BİR SAĞIR ZANGOÇ – SONER SERT
Soner Sert’in “Araf”, “Ölüm” ve “Yaşam” başlıkları altında topladığı öykülerinden oluşan yeni kitabı Bir Sağır Zangoç, İthaki Yayınları’ndan çıktı.
Sert bu öykülerinde, olağan görünen an parçalarının nasıl olağandışı yollara sapabileceğini, karakterlerin raydan çıkan hayatlarının –belki de en– kötü günlerine odaklanarak gösteriyor, kırılmaların altını kazıyor.
“Allah’ın unuttuğu, kurdun kuşun belirli bir saatten sonra ses etmediği, sokak lambalarının bile yanıp yanmamakta tereddüt ettiği, ‘Boğulacaksan, büyük denizde boğul,’ deyip hep küçük denizde boğulanların işsizler kahvesine tünediği, kimsenin ne çok iyi ne çok kötü olduğu ama herkesin birbirine ahlak pazarladığı bu kasabada ortalık cırcırböceklerine kalmıştı. Ece, jandarma karakolunun izbe nezarethanesinde yarı açılmış ufak pencereden periyodik olarak gelen seslere kilitlenmiş, başına gelenleri düşünüyordu. Cırcırböceklerinin sesi kafasının içine içine vuruyordu.
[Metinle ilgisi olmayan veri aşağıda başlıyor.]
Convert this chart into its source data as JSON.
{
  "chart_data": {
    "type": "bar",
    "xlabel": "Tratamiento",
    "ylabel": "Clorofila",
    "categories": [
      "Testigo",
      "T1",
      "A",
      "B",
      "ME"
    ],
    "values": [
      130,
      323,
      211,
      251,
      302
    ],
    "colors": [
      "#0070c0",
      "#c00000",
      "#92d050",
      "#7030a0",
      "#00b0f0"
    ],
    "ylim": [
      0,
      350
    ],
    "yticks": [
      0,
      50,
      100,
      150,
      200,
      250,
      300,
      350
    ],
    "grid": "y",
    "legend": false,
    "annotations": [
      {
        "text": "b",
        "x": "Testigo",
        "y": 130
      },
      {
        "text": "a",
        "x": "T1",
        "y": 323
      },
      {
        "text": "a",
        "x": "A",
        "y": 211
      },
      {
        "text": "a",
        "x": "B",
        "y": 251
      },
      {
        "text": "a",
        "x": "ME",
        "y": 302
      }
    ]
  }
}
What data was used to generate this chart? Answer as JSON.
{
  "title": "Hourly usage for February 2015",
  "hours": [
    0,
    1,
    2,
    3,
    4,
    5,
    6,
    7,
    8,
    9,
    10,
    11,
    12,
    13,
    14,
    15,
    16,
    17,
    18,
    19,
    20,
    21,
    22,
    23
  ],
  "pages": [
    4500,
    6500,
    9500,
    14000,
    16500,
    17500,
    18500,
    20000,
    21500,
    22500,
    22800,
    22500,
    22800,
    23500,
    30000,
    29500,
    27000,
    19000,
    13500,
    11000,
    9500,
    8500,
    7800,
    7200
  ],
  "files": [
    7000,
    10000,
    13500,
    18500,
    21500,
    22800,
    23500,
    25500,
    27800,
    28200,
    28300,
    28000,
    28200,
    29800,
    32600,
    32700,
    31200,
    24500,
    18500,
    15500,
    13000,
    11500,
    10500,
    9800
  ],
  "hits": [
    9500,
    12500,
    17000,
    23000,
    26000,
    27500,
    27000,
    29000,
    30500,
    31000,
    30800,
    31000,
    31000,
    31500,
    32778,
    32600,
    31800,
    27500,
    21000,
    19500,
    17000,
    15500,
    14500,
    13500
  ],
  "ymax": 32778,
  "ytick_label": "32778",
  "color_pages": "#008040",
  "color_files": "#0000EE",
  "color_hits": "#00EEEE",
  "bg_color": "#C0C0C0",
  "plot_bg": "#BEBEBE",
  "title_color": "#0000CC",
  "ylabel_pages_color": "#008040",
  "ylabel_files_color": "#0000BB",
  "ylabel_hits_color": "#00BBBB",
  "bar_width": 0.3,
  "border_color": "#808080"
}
Cilası yeni yapılmış, üzerinde ‘İçişleri Bakanlığı’ yazan kırmızı beyaz boyalı bankta otururken, göğsünün daraldığını, nefesinin kesilir gibi olduğunu hissetti.”
NEDEN TÜKETİYORUZ – CENK KOÇAŞ
Prof. Dr. Cenk Koçaş’ın neyi, neden tükettiğimiz konusunda genetiğimizin, kültürümüzün ve bilinçaltımızın bizi nasıl yönlendirdiği üzerine hazırladığı kitabı Neden Tüketiyoruz?, Doğan Kitap’tan çıktı.
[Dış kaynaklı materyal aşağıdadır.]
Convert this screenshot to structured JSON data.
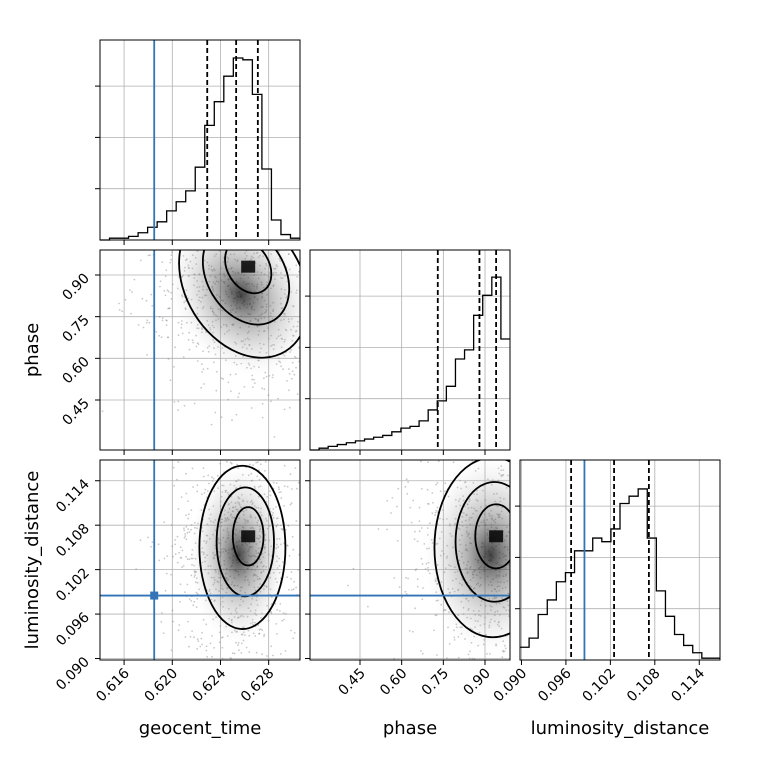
{
  "chart_data": {
    "type": "corner",
    "parameters": [
      "geocent_time",
      "phase",
      "luminosity_distance"
    ],
    "truth": {
      "geocent_time": 0.6185,
      "luminosity_distance": 0.0985,
      "color": "#3274b5"
    },
    "ranges": {
      "geocent_time": [
        0.614,
        0.6306
      ],
      "phase": [
        0.27,
        0.99
      ],
      "luminosity_distance": [
        0.0898,
        0.1168
      ]
    },
    "ticks": {
      "geocent_time": {
        "values": [
          0.616,
          0.62,
          0.624,
          0.628
        ],
        "labels": [
          "0.616",
          "0.620",
          "0.624",
          "0.628"
        ]
      },
      "phase": {
        "values": [
          0.45,
          0.6,
          0.75,
          0.9
        ],
        "labels": [
          "0.45",
          "0.60",
          "0.75",
          "0.90"
        ]
      },
      "luminosity_distance": {
        "values": [
          0.09,
          0.096,
          0.102,
          0.108,
          0.114
        ],
        "labels": [
          "0.090",
          "0.096",
          "0.102",
          "0.108",
          "0.114"
        ]
      }
    },
    "quantiles": {
      "geocent_time": [
        0.6229,
        0.6253,
        0.6271
      ],
      "phase": [
        0.73,
        0.88,
        0.94
      ],
      "luminosity_distance": [
        0.0967,
        0.1025,
        0.1072
      ]
    },
    "histograms": {
      "geocent_time": [
        0.0,
        0.01,
        0.01,
        0.02,
        0.04,
        0.07,
        0.1,
        0.16,
        0.21,
        0.27,
        0.4,
        0.63,
        0.76,
        0.9,
        1.0,
        0.99,
        0.8,
        0.39,
        0.11,
        0.03,
        0.01
      ],
      "phase": [
        0.0,
        0.01,
        0.02,
        0.03,
        0.04,
        0.05,
        0.06,
        0.07,
        0.08,
        0.1,
        0.12,
        0.13,
        0.16,
        0.22,
        0.27,
        0.35,
        0.5,
        0.55,
        0.74,
        0.85,
        0.95,
        0.61
      ],
      "luminosity_distance": [
        0.07,
        0.12,
        0.25,
        0.33,
        0.43,
        0.48,
        0.6,
        0.6,
        0.67,
        0.65,
        0.72,
        0.86,
        0.9,
        0.94,
        0.67,
        0.38,
        0.24,
        0.14,
        0.08,
        0.04,
        0.01,
        0.01
      ]
    },
    "grid": true,
    "xlabels": [
      "geocent_time",
      "phase",
      "luminosity_distance"
    ],
    "ylabels": [
      "",
      "phase",
      "luminosity_distance"
    ]
  }
}
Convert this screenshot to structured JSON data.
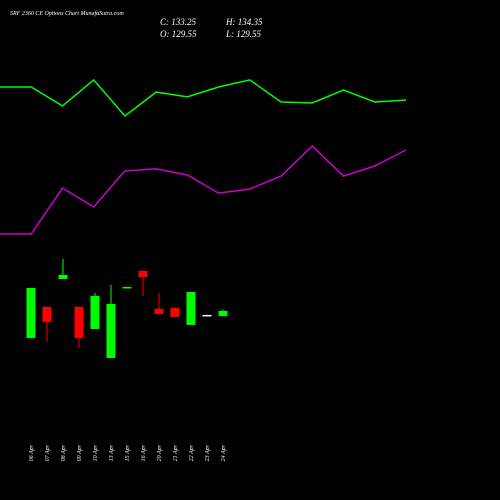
{
  "chart_data": [
    {
      "type": "line",
      "ylim": [
        0,
        100
      ],
      "series": [
        {
          "color": "#00ff00",
          "values": [
            77.6,
            77.6,
            68.6,
            81,
            63.8,
            75.2,
            72.9,
            77.6,
            81,
            70.5,
            70,
            76.2,
            70.5,
            71.4
          ]
        },
        {
          "color": "#cc00cc",
          "values": [
            7.6,
            7.6,
            29.5,
            20.5,
            37.6,
            38.6,
            35.7,
            27.1,
            29,
            35.2,
            49.5,
            35.2,
            40,
            47.6
          ]
        }
      ]
    },
    {
      "type": "candlestick",
      "title": "SRF 2360 CE Options Chart MunafaSutra.com",
      "header": [
        "C: 133.25",
        "H: 134.35",
        "O: 129.55",
        "L: 129.55"
      ],
      "categories": [
        "06 Apr",
        "07 Apr",
        "08 Apr",
        "09 Apr",
        "10 Apr",
        "13 Apr",
        "15 Apr",
        "16 Apr",
        "20 Apr",
        "21 Apr",
        "22 Apr",
        "23 Apr",
        "24 Apr"
      ],
      "open": [
        113.25,
        136.2,
        156.9,
        136.2,
        119.9,
        98.4,
        150.3,
        162.9,
        134.7,
        135.5,
        122.9,
        130.3,
        129.55
      ],
      "high": [
        150.3,
        136.2,
        171.8,
        136.2,
        146.6,
        152.5,
        151.0,
        162.9,
        146.6,
        135.5,
        147.3,
        130.3,
        134.35
      ],
      "low": [
        113.25,
        110.3,
        156.9,
        105.8,
        119.9,
        98.4,
        150.3,
        144.4,
        131.0,
        128.8,
        122.9,
        130.3,
        129.55
      ],
      "close": [
        150.3,
        125.1,
        159.9,
        113.25,
        144.4,
        138.4,
        151.0,
        158.4,
        131.0,
        128.8,
        147.3,
        130.3,
        133.25
      ],
      "up_color": "#00ff00",
      "down_color": "#ff0000",
      "flat_color": "#ffffff",
      "ylim": [
        82.1,
        185.8
      ]
    }
  ]
}
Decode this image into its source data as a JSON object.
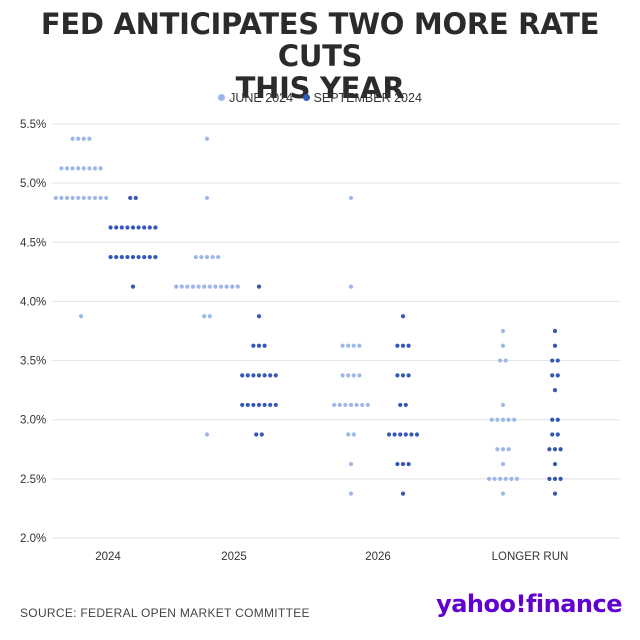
{
  "title_line1": "FED ANTICIPATES TWO MORE RATE CUTS",
  "title_line2": "THIS YEAR",
  "source": "SOURCE: FEDERAL OPEN MARKET COMMITTEE",
  "logo": {
    "yahoo": "yahoo!",
    "finance": "finance"
  },
  "colors": {
    "june": "#9db8e8",
    "september": "#3557b8",
    "grid": "#e2e2e2",
    "text": "#333333",
    "logo": "#6001d2"
  },
  "chart_data": {
    "type": "scatter",
    "title": "FED ANTICIPATES TWO MORE RATE CUTS THIS YEAR",
    "xlabel": "",
    "ylabel": "",
    "categories": [
      "2024",
      "2025",
      "2026",
      "LONGER RUN"
    ],
    "ylim": [
      2.0,
      5.5
    ],
    "yticks": [
      "2.0%",
      "2.5%",
      "3.0%",
      "3.5%",
      "4.0%",
      "4.5%",
      "5.0%",
      "5.5%"
    ],
    "ytick_values": [
      2.0,
      2.5,
      3.0,
      3.5,
      4.0,
      4.5,
      5.0,
      5.5
    ],
    "grid": true,
    "legend": "top-center",
    "series": [
      {
        "name": "JUNE 2024",
        "color": "#9db8e8",
        "points": [
          {
            "category": "2024",
            "levels": [
              [
                5.375,
                4
              ],
              [
                5.125,
                8
              ],
              [
                4.875,
                10
              ],
              [
                3.875,
                1
              ]
            ]
          },
          {
            "category": "2025",
            "levels": [
              [
                5.375,
                1
              ],
              [
                4.875,
                1
              ],
              [
                4.375,
                5
              ],
              [
                4.125,
                12
              ],
              [
                3.875,
                2
              ],
              [
                2.875,
                1
              ]
            ]
          },
          {
            "category": "2026",
            "levels": [
              [
                4.875,
                1
              ],
              [
                4.125,
                1
              ],
              [
                3.625,
                4
              ],
              [
                3.375,
                4
              ],
              [
                3.125,
                7
              ],
              [
                2.875,
                2
              ],
              [
                2.625,
                1
              ],
              [
                2.375,
                1
              ]
            ]
          },
          {
            "category": "LONGER RUN",
            "levels": [
              [
                3.75,
                1
              ],
              [
                3.625,
                1
              ],
              [
                3.5,
                2
              ],
              [
                3.125,
                1
              ],
              [
                3.0,
                5
              ],
              [
                2.75,
                3
              ],
              [
                2.625,
                1
              ],
              [
                2.5,
                6
              ],
              [
                2.375,
                1
              ]
            ]
          }
        ]
      },
      {
        "name": "SEPTEMBER 2024",
        "color": "#3557b8",
        "points": [
          {
            "category": "2024",
            "levels": [
              [
                4.875,
                2
              ],
              [
                4.625,
                9
              ],
              [
                4.375,
                9
              ],
              [
                4.125,
                1
              ]
            ]
          },
          {
            "category": "2025",
            "levels": [
              [
                4.125,
                1
              ],
              [
                3.875,
                1
              ],
              [
                3.625,
                3
              ],
              [
                3.375,
                7
              ],
              [
                3.125,
                7
              ],
              [
                2.875,
                2
              ]
            ]
          },
          {
            "category": "2026",
            "levels": [
              [
                3.875,
                1
              ],
              [
                3.625,
                3
              ],
              [
                3.375,
                3
              ],
              [
                3.125,
                2
              ],
              [
                2.875,
                6
              ],
              [
                2.625,
                3
              ],
              [
                2.375,
                1
              ]
            ]
          },
          {
            "category": "LONGER RUN",
            "levels": [
              [
                3.75,
                1
              ],
              [
                3.625,
                1
              ],
              [
                3.5,
                2
              ],
              [
                3.375,
                2
              ],
              [
                3.25,
                1
              ],
              [
                3.0,
                2
              ],
              [
                2.875,
                2
              ],
              [
                2.75,
                3
              ],
              [
                2.625,
                1
              ],
              [
                2.5,
                3
              ],
              [
                2.375,
                1
              ]
            ]
          }
        ]
      }
    ]
  }
}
“İhtiyacımız olan veya olmayan birçok şey satın alıyoruz. Bir markayı değil de öbürünü tercih ediyoruz. Bir ürünü zevkle tüketirken bir diğerinden uzak durmayı seçiyoruz. Kadınlar ve erkekler, yaşlılar ve gençler, Türkler ve Amerikalılar… Farklı tüketim alışkanlıklarına, hatta kodlarına sahibiz. “Peki neden?”, “Neden tüketim kodlarımız bu kadar tahmin edilebilir?”, “Alışveriş yaparken gerçekten kontrol bizde mi?”
Tüketim alışkanlıklarımızda kültürel olduğu kadar birçok genetik faktör de rol oynuyor. Binlerce yıl öncesindeki atalarımızın hayatta kalma yöntemleri bizim bugünkü seçimlerimizi etkiliyor.”